Inde : violences interethniques et religieuses au Manipur
Une église incendiée au Manipur
Le Manipur est un Etat indien situé au Nord-Est du pays, frontalier avec le Myanmar ou Birmanie. La population compte 3,5 millions d’habitants : dont 53 % de l’ethnie Meiteis, majoritairement hindoue, et parmi des communautés tribales, les Kukis et les Nagas d'environ 40 % qui sont pour la plupart de confession chrétienne.
Depuis le 3 mai, des affrontements ont opposé les Meiteis aux tribus : il y a eu près d’une soixantaine de morts selon le gouvernement local, 1 700 maisons incendiées, ainsi que des temples, des églises, et plus de 35 000 personnes déplacées dans des camps de secours. Le gouvernement a déployé 10 000 hommes pour rétablir l’ordre.
L’origine du conflit
L’opposition est d’abord ethnique. Depuis des années, les Meiteis réclament leur inscription sur la liste des tribus répertoriées, inscription dont bénéficient les Kukis et les Nagas en tant que groupes défavorisés, ce qui leur confère des quotas d’emploi dans l’administration et des places dans les universités publiques.
Or, le 27 mars dernier, la Haute Cour du Manipur a accédé à la demande des Meiteis, provoquant la colère des communautés indigènes qui craignent de perdre leur travail. Par ailleurs, le gouverneur, membre du Bharatiya Janata Party (BJP), a fait démolir des maisons, des églises et expulser des villages entiers qu’il considérait comme illégaux. Une “marche de solidarité tribale”, organisée le 3 mai, a vite tourné à l’émeute.
L’analyse de Mgr Thomas Menamparampil
L’archevêque émérite de Guwahati, Mgr Thomas Menamparampil a expliqué à AsiaNews : « Un affrontement interethnique a rapidement pris une connotation religieuse dans l’atmosphère que l’Hindutva a créée dans tout le pays. » Pour mémoire, l’Hindutva, prônée par le BJP, veut exclure du pays les religions autres que l’hindouisme.
La Cour suprême de l’Inde est intervenue, se déclarant profondément préoccupée par ce qui s’est passé. « Notre priorité immédiate est la protection, le sauvetage et la réhabilitation des personnes », a-t-elle déclaré. « Les personnes déplacées doivent être renvoyées dans leurs foyers et les lieux de culte doivent également être protégés », a-t-elle conclu.
L’analyse de Mgr Menamparampil continue : « Cette évolution est à mettre en relation avec la demande de l’Hindutva de retirer le statut de tribu aux communautés tribales chrétiennes. La plupart des populations tribales du Manipur sont en fait chrétiennes. Par conséquent, un sentiment de peur a réuni en un seul corps l’ensemble de la communauté chrétienne de diverses tribus. »

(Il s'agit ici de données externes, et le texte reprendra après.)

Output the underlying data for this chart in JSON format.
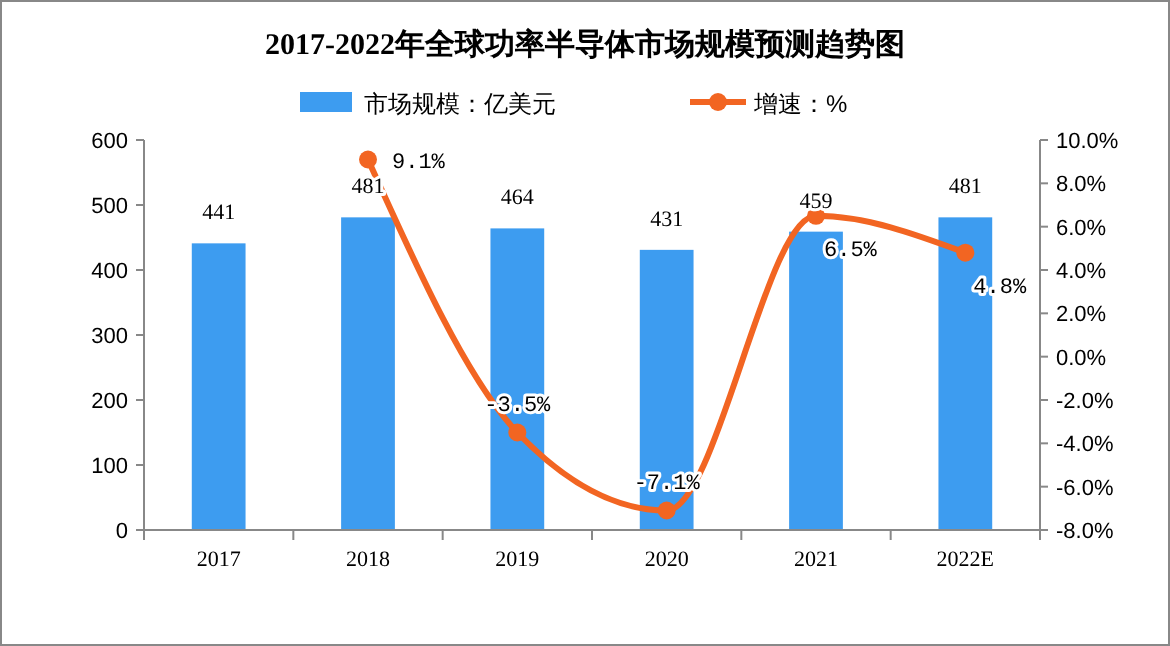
{
  "chart_data": {
    "type": "bar",
    "title": "2017-2022年全球功率半导体市场规模预测趋势图",
    "categories": [
      "2017",
      "2018",
      "2019",
      "2020",
      "2021",
      "2022E"
    ],
    "series": [
      {
        "name": "市场规模：亿美元",
        "color": "#3d9cf0",
        "values": [
          441,
          481,
          464,
          431,
          459,
          481
        ],
        "value_labels": [
          "441",
          "481",
          "464",
          "431",
          "459",
          "481"
        ]
      },
      {
        "name": "增速：%",
        "type": "line",
        "axis": "y2",
        "color": "#f26522",
        "marker": "circle",
        "values": [
          null,
          9.1,
          -3.5,
          -7.1,
          6.5,
          4.8
        ],
        "value_labels": [
          null,
          "9.1%",
          "-3.5%",
          "-7.1%",
          "6.5%",
          "4.8%"
        ]
      }
    ],
    "ylim": [
      0,
      600
    ],
    "yticks": [
      0,
      100,
      200,
      300,
      400,
      500,
      600
    ],
    "y2lim": [
      -8,
      10
    ],
    "y2ticks": [
      {
        "value": -8,
        "label": "-8.0%"
      },
      {
        "value": -6,
        "label": "-6.0%"
      },
      {
        "value": -4,
        "label": "-4.0%"
      },
      {
        "value": -2,
        "label": "-2.0%"
      },
      {
        "value": 0,
        "label": "0.0%"
      },
      {
        "value": 2,
        "label": "2.0%"
      },
      {
        "value": 4,
        "label": "4.0%"
      },
      {
        "value": 6,
        "label": "6.0%"
      },
      {
        "value": 8,
        "label": "8.0%"
      },
      {
        "value": 10,
        "label": "10.0%"
      }
    ],
    "legend": "top",
    "grid": false
  }
}
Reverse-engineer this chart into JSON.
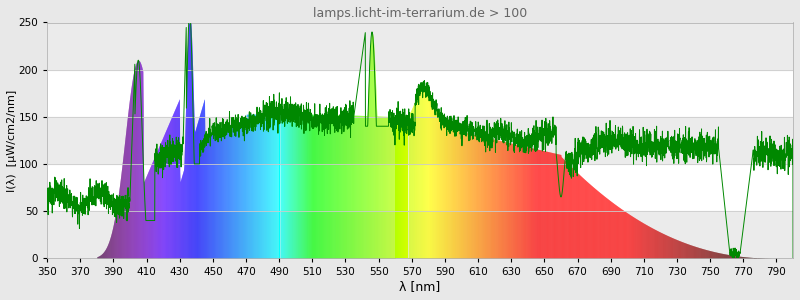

Il poursuit : « Lors de la “marche de solidarité tribale”, des pertes humaines et matérielles ont été signalées lors des affrontements qui ont suivi. Les militants de la communauté majoritaire semblent avoir la liberté de brandir des armes pour harceler et humilier les groupes minoritaires et les chrétiens. Les institutions chrétiennes travaillent dans un environnement extrêmement tendu.
« Le calme a été rétabli pour un temps. Mais les groupes Kuki-Zo se sentent particulièrement visés, car les zones qu’ils occupent ont récemment été déclarées “zones forestières”, bien qu’elles leur appartiennent depuis des générations. »
Alors que Narendra Modi, premier ministre et membre du BJP, tend actuellement la main aux catholiques et aux groupes religieux minoritaires dans un contexte préélectoral – les élections auront lieu en 2024 – la politique de son parti n’a pas varié : exclure ou marginaliser les chrétiens, ainsi que les musulmans. Ce qui aboutit inéluctablement à des situations de persécution et de violence.